Você pode imaginar o desastre que foi a pálida feijoada do Pipoca, a partir do instante em que ele irrompeu no recinto com um formidando e fumarento caldeirão, evocador das tragicômicas bodas de Dom Ratão. Servidos os pratos - a que não faltou, como sucedâneo da malagueta, uma pimenta vietnamita só comparável, em poder de fogo, ao napalm que os americanos despejavam sobre os vietcongues -, baixou entre os comensais um silêncio ainda mais espesso que o conteúdo do caldeirão. Na tentativa de deixá-lo à vontade, a dona da casa teve a infelicidade de louvar a feïjoadá brésilienne do Pipoca, o que, por cima do orgulho de chef, lhe feriu brios nacionalistas:

- Não, madame, isso aqui não tem nada a ver, lá é totalmente diferente - tartamudeou ele, acrescentando ao desastre o ingrediente que faltava.

***

Em outra ocasião, morando ainda na casa dos pais, foi despertado com a notícia, ao telefone, da morte de um amigo da família, e por pouco não ficou sem palavras.
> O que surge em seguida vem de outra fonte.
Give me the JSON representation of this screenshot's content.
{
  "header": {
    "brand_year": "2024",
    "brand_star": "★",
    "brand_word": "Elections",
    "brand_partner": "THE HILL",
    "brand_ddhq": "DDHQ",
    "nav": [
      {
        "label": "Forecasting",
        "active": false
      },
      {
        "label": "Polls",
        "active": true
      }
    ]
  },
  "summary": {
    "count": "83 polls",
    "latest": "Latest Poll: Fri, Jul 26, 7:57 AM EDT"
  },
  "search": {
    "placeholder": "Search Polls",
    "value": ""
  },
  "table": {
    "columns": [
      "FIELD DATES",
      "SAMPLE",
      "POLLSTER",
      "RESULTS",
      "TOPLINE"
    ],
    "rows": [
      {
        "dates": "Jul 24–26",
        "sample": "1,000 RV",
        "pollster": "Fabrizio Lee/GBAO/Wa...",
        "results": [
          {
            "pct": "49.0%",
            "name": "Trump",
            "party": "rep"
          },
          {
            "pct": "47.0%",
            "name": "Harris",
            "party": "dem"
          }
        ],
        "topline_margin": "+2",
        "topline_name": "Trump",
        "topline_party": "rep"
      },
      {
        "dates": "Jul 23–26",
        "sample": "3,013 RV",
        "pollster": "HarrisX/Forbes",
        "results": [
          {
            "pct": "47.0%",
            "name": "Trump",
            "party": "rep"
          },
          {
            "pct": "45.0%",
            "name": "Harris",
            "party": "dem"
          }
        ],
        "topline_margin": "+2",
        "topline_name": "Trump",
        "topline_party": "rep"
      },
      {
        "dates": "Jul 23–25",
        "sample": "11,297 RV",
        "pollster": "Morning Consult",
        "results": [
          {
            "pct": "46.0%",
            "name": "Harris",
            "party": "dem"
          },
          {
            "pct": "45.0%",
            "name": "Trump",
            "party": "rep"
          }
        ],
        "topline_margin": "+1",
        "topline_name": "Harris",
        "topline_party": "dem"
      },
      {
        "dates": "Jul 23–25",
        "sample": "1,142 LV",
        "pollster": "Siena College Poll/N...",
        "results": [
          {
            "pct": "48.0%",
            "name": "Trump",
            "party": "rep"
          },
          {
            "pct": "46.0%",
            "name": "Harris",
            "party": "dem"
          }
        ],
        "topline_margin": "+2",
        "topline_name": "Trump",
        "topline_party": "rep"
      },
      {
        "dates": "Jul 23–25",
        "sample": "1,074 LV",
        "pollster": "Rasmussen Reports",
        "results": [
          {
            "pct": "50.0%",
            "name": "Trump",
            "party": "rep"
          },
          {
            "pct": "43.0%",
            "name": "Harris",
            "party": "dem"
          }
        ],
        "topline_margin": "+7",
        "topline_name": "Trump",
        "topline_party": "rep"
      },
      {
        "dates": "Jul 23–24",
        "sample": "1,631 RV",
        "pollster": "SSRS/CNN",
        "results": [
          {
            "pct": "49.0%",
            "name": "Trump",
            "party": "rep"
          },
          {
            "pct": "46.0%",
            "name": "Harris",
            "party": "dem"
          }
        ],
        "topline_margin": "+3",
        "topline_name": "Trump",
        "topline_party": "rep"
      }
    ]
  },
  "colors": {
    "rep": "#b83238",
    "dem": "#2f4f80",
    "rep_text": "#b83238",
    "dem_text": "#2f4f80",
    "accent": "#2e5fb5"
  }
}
Antes tivesse ficado, pois a única que lhe veio aos lábios foi:

- Oba!

***

E houve também o dia em que, num encontro casual, ele soube da morte do pai de um amigo.

- Não me diga! Eu nem sabia que ele estava doente!

- Não estava - contou o outro -, mas veio uma pneumonia e...

- Ah - respirou o Pipoca -, ainda bem que não foi nada grave!